PO: Now we have Meatless Mondays, and 65 percent of our produce is locally grown and/or organic. We are working to develop more plant-based menus. We inform our patients and guests with a map showing where the produce comes from. Eighty percent of the beef and poultry we purchase is raised without antibiotics, and both of our hospital cafeterias are green business certified by the County of Los Angeles and the City of Santa Monica.

We have a robust waste management program, including dividing all of our pre-consumer and post-consumer waste into compost, recycle and landfill bins. Ninety percent of our serviceware is biodegradable.

FE&S: What are some highlights from your operations redesign?

PO: We have two fairly new hospitals and kitchens with Starbucks kiosks at both and several commercially branded concepts, including Subway, El Pollo Loco, and local pizza and sushi restaurants. We also have a very upscale catering department. Patient meals comprise 30 percent of the total meals service, and retail and catering services comprise the remaining 70 percent.

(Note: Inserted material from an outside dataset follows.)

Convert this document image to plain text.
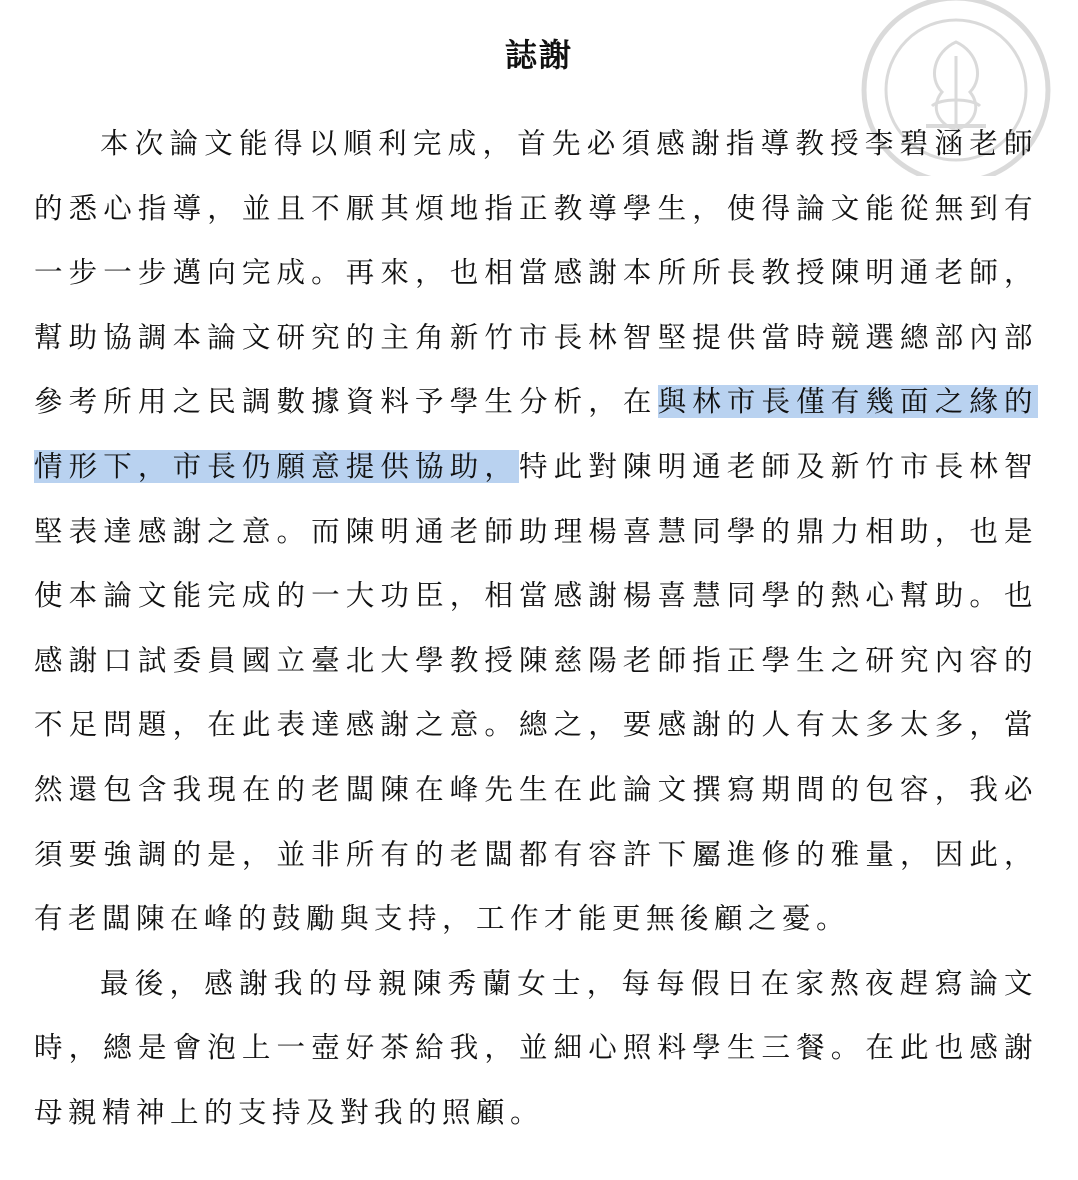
誌謝

本次論文能得以順利完成，首先必須感謝指導教授李碧涵老師的悉心指導，並且不厭其煩地指正教導學生，使得論文能從無到有一步一步邁向完成。再來，也相當感謝本所所長教授陳明通老師，幫助協調本論文研究的主角新竹市長林智堅提供當時競選總部內部參考所用之民調數據資料予學生分析，在與林市長僅有幾面之緣的情形下，市長仍願意提供協助，特此對陳明通老師及新竹市長林智堅表達感謝之意。而陳明通老師助理楊喜慧同學的鼎力相助，也是使本論文能完成的一大功臣，相當感謝楊喜慧同學的熱心幫助。也感謝口試委員國立臺北大學教授陳慈陽老師指正學生之研究內容的不足問題，在此表達感謝之意。總之，要感謝的人有太多太多，當然還包含我現在的老闆陳在峰先生在此論文撰寫期間的包容，我必須要強調的是，並非所有的老闆都有容許下屬進修的雅量，因此，有老闆陳在峰的鼓勵與支持，工作才能更無後顧之憂。

最後，感謝我的母親陳秀蘭女士，每每假日在家熬夜趕寫論文時，總是會泡上一壺好茶給我，並細心照料學生三餐。在此也感謝母親精神上的支持及對我的照顧。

FE&S: What foodservice equipment interests you and why?

PO: We have an amazing new combi oven that works with many great programming features in steam mode, combination mode, convection mode and retherm mode. We are also installing an additional blast chiller to handle our increased volume of soup and sauce production, and also because of the scrutiny regulatory agencies are putting on cooling processes.